Елена, с ощущением абсолютнейшего, леденящего все тело, мурашками ниже локтей бегущего, безумия этого поступка – как будто из собственного живого жаркого сна чуть ли не в ночной рубашке вдруг выходит на холодную улицу – и произносит чужому совершенно не знакомому прохожему нелепые (для него) слова, кодирующие реальность ее сна, – с одинаковым лунатическим риском, что он либо примет ее за сумасшедшую – либо схватится за это слово и вдруг угадает, подсмотрит ее сон, – но все-таки, давясь, в смертельном ужасе от себя и собственных слов, медленно выговорила:
– Ну… Просто… Я когда маленькой была, всегда просила у мамы по утрам чаю с хахалем… Так выговаривала.
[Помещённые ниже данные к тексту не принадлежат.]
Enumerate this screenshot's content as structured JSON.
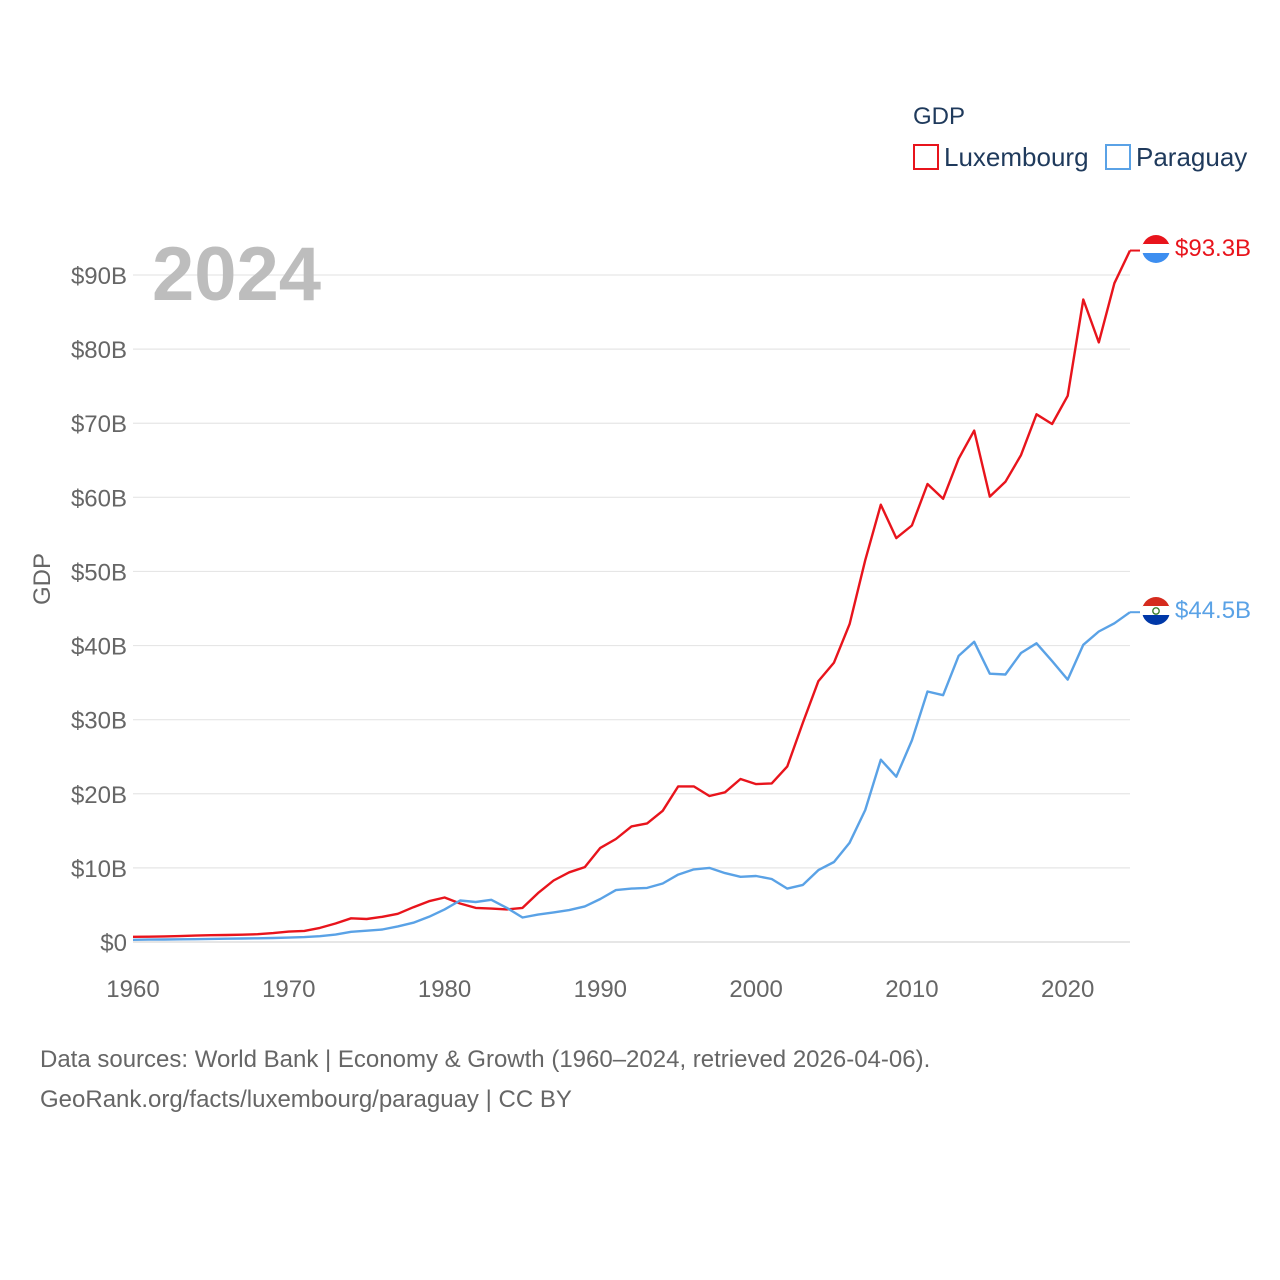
{
  "chart_data": {
    "type": "line",
    "title": "",
    "year_label": "2024",
    "ylabel": "GDP",
    "xlabel": "",
    "xlim": [
      1960,
      2024
    ],
    "ylim": [
      0,
      95
    ],
    "x_ticks": [
      1960,
      1970,
      1980,
      1990,
      2000,
      2010,
      2020
    ],
    "x_tick_labels": [
      "1960",
      "1970",
      "1980",
      "1990",
      "2000",
      "2010",
      "2020"
    ],
    "y_ticks": [
      0,
      10,
      20,
      30,
      40,
      50,
      60,
      70,
      80,
      90
    ],
    "y_tick_labels": [
      "$0",
      "$10B",
      "$20B",
      "$30B",
      "$40B",
      "$50B",
      "$60B",
      "$70B",
      "$80B",
      "$90B"
    ],
    "grid": true,
    "legend": {
      "title": "GDP",
      "position": "top-right"
    },
    "x": [
      1960,
      1961,
      1962,
      1963,
      1964,
      1965,
      1966,
      1967,
      1968,
      1969,
      1970,
      1971,
      1972,
      1973,
      1974,
      1975,
      1976,
      1977,
      1978,
      1979,
      1980,
      1981,
      1982,
      1983,
      1984,
      1985,
      1986,
      1987,
      1988,
      1989,
      1990,
      1991,
      1992,
      1993,
      1994,
      1995,
      1996,
      1997,
      1998,
      1999,
      2000,
      2001,
      2002,
      2003,
      2004,
      2005,
      2006,
      2007,
      2008,
      2009,
      2010,
      2011,
      2012,
      2013,
      2014,
      2015,
      2016,
      2017,
      2018,
      2019,
      2020,
      2021,
      2022,
      2023,
      2024
    ],
    "series": [
      {
        "name": "Luxembourg",
        "color": "#e8141c",
        "end_label": "$93.3B",
        "flag": "luxembourg-flag",
        "values": [
          0.7,
          0.72,
          0.75,
          0.8,
          0.87,
          0.92,
          0.95,
          0.98,
          1.05,
          1.2,
          1.4,
          1.5,
          1.9,
          2.5,
          3.2,
          3.1,
          3.4,
          3.8,
          4.7,
          5.5,
          6.0,
          5.2,
          4.6,
          4.5,
          4.4,
          4.6,
          6.6,
          8.3,
          9.4,
          10.1,
          12.7,
          13.9,
          15.6,
          16.0,
          17.7,
          21.0,
          21.0,
          19.7,
          20.2,
          22.0,
          21.3,
          21.4,
          23.7,
          29.6,
          35.2,
          37.7,
          42.9,
          51.5,
          59.0,
          54.5,
          56.2,
          61.8,
          59.8,
          65.2,
          69.0,
          60.1,
          62.1,
          65.7,
          71.2,
          69.9,
          73.7,
          86.7,
          80.9,
          88.9,
          93.3
        ]
      },
      {
        "name": "Paraguay",
        "color": "#5aa2e6",
        "end_label": "$44.5B",
        "flag": "paraguay-flag",
        "values": [
          0.3,
          0.32,
          0.34,
          0.36,
          0.38,
          0.42,
          0.44,
          0.47,
          0.5,
          0.54,
          0.6,
          0.66,
          0.78,
          1.0,
          1.38,
          1.52,
          1.68,
          2.1,
          2.6,
          3.4,
          4.4,
          5.6,
          5.4,
          5.7,
          4.6,
          3.3,
          3.7,
          4.0,
          4.3,
          4.8,
          5.8,
          7.0,
          7.2,
          7.3,
          7.9,
          9.1,
          9.8,
          10.0,
          9.3,
          8.8,
          8.9,
          8.5,
          7.2,
          7.7,
          9.7,
          10.8,
          13.4,
          17.8,
          24.6,
          22.3,
          27.2,
          33.8,
          33.3,
          38.6,
          40.5,
          36.2,
          36.1,
          39.0,
          40.3,
          37.9,
          35.4,
          40.1,
          41.9,
          43.0,
          44.5
        ]
      }
    ]
  },
  "source": {
    "line1": "Data sources: World Bank | Economy & Growth (1960–2024, retrieved 2026-04-06).",
    "line2": "GeoRank.org/facts/luxembourg/paraguay | CC BY"
  }
}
Как только просыпалась…
Крутаков встретил это каким-то особым тихим смешком, который она уже от него раз слыхала – не смеялся вслух – а как будто старался сдержать смех, тихо выдувал воздух через ноздри, смеялся одними ноздрями, – и тут же, явно заметив ее смущение, быстро переспросил:
– Ты что, действительно… – Крутаков сделал паузу и добавил с каким-то издевательским подозрением: —…чай с сахаррром любишь?
– Ненавижу. Ничем невозможно так изгадить вкус крепкого чая, как сахаром, по-моему.
– Уф, ну хоть это ха-а-аррра-ашо.
Почему это хорошо – Елена так и не узнала – Евгений, прихватив чай, ушел говорить с заглянувшим на кухню автором (рослым красивым молодым человеком с тревожными губами, которые он все время жевал, и с карими волосами, забранными сзади бархоткой – тем самым, что поддержал ее в предыдущее воскресенье во время дебатов: теперь он притащил для публикации лично проведенный экспресс опрос москвичей за отмену шестой статьи) в Дябелевскую комнату, а она побрела по коридору к гостиной, чувствуя в обжигающихся ладонях вдруг возникшую забавнейшую магию: Крутаковская кружка как будто окружала ее лучащимся полем неприкосновенности – во-первых, с ней она чувствовала себя почему-то гораздо увереннее, во-вторых, опершись на правый косяк двери при входе в гостиную, и, наблюдая многоголосый бедлам – и при этом прихлебывая, она как бы была при деле – важнейшем, причем, деле: чай пила, – и вполне могла позволить себе не заходить внутрь. «Вот он – Крутаковский фокус», – с удовольствием подумала она – и, заметив, как Вадим Дябелев делает ей со своего стула у ближней стены зазывающие знаки быстро взмывающими бровями и сливочными морщинами, поднимавшими его кучеряво-терьерью прическу как парик – с наслаждением указала ему на кружку, как на алиби. «И вообще – раз уж я сумела спровоцировать комсомольского секретаря нести антисоветчину на уроке истории, – со смехом подумала она, – то уж и с этими-то несчастными апологетами приклеивания коммунистам человекообразных масок на рожи – вполне могу ни в какие дебаты не вступать – а наблюдать только как зоопарк».
Мирное наблюдение, впрочем, немедленно кончилось – при обсуждении причин голода в стране и абсолютного отсутствия жратвы даже в московских магазинах, и возможных экстренных экономических мер по преодолению голода, из дальнего – по левую руку, у окна – угла, который она не вполне могла обозревать из-за деки раскрытой двери, лысоватый гипнотический мужик, смахивающий на пьяного Распутина, начал вдруг зачитывать матерщину из какого-то (самиздатовского тоже, кажется) журнальчика:
– Не продадимся… – встав, и со смаком, неожиданным фальцетиком, скандировал мужик, – …сионистским ублюдкам за миску чечевичной похлебки!